Her file notes a few innocuous consultations for which he charged her an outrageous $90 each, and establishes that she was troubled by her relations with her brother, Roger. Huston believed Erica to be of remarkably fine character, and notes that he saw such capable adjustment to the problems of living. He suggested that he would be glad to talk to Roger.

Huston's file for Roger Carlyle

Dr Huston's file for Roger Carlyle contains minor interview notes for about twenty sessions over the span of a year.

quote:

CARLYLE, ROGER VANE WORTHINGTON
First Meeting: Jan. 11, 1918
Reference: Erica Carlyle
Closest Relative: Erica Carlyle

At his sister's insistence, Mr. Roger Carlyle visited me this morning.
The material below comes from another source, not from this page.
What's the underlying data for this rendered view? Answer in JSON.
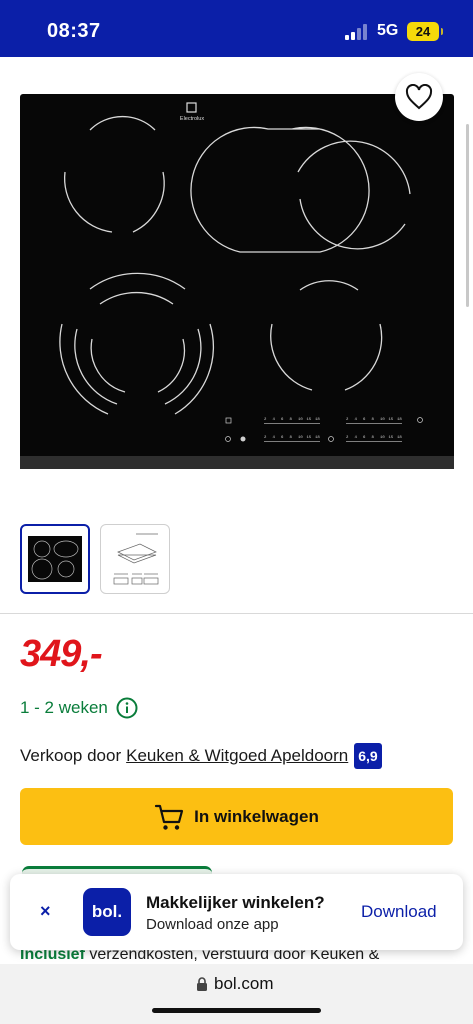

He deprecates the importance of his state of mind, but concedes that he has had some trouble sleeping due to a recurring dream in which he hears a distant voice calling his name. (interestingly the voice uses Mr. Carlyle's second given name, Vane, by which Mr. Carlyle admits he always thinks of himself.) Carlyle moves towards the voice, and has to struggle through a web-like mist in which the caller is understood to stand.

The caller is a man - tall, gaunt, dark. An inverted ankh blazes in his forehead. Following the Egyptian theme (C. has no conscious interest in things Egyptian, he says), the man extends his hands to C., his palms hold upward. Pictured on his left palm C. discovers his own face, on the right palm C. sees an unusual, asymmetric pyramid.

The caller then brings his hands together, and C. feels himself float off the ground into space. He halts before an assemblage of monstrous figures, figures of humans with animal limbs, with fangs and talons, or no particular shape at all. All of them circle a pulsating ball of yellow energy, which C. recognizes as another aspect of the calling man. The ball draws him in; he become part of it, and sees through eyes not his own. A great triangle appears in the void, asymmetric in the same fashion as the vision of the pyramid. C. then hears the caller say, "And become with me a god." As millions of odd shapes and forms rush into the triangle, C. wakes.

C. does not consider this dream a nightmare, although it upsets his sleep. He says that he revels in it and that it is a genuine calling, although my strong impression is that he actually is undecided about it. An inability to choose seems to characterize much of his life.

September 18, 1918. He calls her M'Weru, Anastasia, and My Priestess. He is quite obsessive about her, as well he might be - exterior devotion is certainly one way to ease the tension of megalomaniacal contradictions. She is certainly a rival to my authority....

December 3, 1918. If I do not go C. threatens exposure. If I do go, all pretense of analysis surely will be lost. What then will be my role?